The Importance of Being Unfaithful to Wagner
Edward Said, 11 February 1993
‘The bewildering variety of interests and standards in Wagner scholarship (or what passes for it) is congenitally resistant to study.’ Thus John Deathridge, the leading Wagner scholar of the English-speaking world, at the beginning of his chapter on Wagner research in the Wagner Handbook. It so learned and au courant a scholar as Deathridge is daunted by trying to make sense of Wagner research and interpretation, what about the rest of us?

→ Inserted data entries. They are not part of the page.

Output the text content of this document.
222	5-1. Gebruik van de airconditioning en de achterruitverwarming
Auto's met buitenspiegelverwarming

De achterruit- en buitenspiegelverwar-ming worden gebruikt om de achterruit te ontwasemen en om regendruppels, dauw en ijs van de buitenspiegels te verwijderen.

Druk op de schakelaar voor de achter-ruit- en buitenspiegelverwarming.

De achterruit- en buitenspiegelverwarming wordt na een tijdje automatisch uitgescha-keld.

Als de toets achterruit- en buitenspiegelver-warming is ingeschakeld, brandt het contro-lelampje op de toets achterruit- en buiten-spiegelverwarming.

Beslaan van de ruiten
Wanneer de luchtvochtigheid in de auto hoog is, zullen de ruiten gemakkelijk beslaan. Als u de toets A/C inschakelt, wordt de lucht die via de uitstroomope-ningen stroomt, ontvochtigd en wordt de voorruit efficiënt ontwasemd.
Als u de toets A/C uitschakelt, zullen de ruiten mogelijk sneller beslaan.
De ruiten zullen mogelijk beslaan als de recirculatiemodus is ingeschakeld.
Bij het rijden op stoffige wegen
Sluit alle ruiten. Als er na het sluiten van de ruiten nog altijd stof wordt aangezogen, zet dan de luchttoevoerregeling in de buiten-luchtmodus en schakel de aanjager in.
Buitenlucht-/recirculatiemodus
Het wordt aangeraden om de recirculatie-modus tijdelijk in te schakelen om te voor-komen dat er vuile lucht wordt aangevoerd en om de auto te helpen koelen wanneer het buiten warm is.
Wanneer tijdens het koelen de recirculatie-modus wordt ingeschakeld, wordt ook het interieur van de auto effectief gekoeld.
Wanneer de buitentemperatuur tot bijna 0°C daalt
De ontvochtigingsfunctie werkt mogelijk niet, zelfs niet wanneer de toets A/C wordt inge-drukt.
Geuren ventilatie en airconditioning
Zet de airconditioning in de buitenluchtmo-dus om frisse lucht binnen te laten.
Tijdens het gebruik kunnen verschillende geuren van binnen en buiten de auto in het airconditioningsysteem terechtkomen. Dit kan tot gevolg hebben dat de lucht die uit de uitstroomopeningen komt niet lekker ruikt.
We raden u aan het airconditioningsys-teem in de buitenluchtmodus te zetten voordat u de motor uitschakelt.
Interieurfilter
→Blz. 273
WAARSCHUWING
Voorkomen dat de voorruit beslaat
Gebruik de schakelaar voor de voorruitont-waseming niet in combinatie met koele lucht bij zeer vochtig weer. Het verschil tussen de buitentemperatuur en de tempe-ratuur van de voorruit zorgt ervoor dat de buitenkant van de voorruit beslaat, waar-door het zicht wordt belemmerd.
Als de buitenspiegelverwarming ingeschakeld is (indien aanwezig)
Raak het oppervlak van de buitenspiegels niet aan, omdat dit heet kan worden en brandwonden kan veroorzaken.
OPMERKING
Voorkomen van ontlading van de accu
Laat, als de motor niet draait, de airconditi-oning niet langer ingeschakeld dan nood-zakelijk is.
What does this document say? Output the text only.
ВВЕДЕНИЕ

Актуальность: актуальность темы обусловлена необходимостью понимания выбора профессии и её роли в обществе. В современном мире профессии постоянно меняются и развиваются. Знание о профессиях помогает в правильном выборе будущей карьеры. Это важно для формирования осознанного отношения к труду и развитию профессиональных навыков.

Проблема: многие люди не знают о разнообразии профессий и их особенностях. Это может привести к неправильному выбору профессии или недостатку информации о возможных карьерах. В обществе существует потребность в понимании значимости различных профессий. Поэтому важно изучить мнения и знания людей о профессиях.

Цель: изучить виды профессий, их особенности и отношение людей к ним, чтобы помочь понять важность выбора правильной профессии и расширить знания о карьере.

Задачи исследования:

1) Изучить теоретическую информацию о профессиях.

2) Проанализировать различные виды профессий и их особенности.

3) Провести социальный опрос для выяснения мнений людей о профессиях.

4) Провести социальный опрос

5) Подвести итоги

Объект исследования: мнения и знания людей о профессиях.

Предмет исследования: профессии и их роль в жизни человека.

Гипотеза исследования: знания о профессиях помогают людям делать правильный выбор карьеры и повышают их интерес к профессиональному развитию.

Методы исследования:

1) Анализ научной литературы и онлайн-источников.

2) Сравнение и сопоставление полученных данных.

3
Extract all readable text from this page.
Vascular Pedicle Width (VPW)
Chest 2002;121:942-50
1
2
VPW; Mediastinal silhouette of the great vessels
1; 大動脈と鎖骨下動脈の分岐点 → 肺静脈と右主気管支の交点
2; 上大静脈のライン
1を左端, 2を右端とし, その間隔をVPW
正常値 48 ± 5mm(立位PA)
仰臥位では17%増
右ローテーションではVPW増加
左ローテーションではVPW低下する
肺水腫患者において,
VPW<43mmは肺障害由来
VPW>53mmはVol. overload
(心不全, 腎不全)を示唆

For not only was Wagner both contemptuous of history in general and a constant re-maker of his own history, but the enormous range of materials that have survived him (including, of course, his 15 Operas) has made almost any relatively straightforward approach to him impossible. Deathridge deepens the problem by saying that even a Gesamtforscher (‘a versatile scholar who can do everything’) would probably fail to adjudicate or negotiate the discrepancies: between the fantastic quantity of sources and Wagner’s shifting ideologies, for example, or between Wagner and Wagnerism, or between the music and the texts. The difficulties are dizzying and appear limitless. ‘A viable view of Wagner research,’ Deathridge concludes, ‘has more to do with the dynamics of history than with an absolute vision of how it should be.’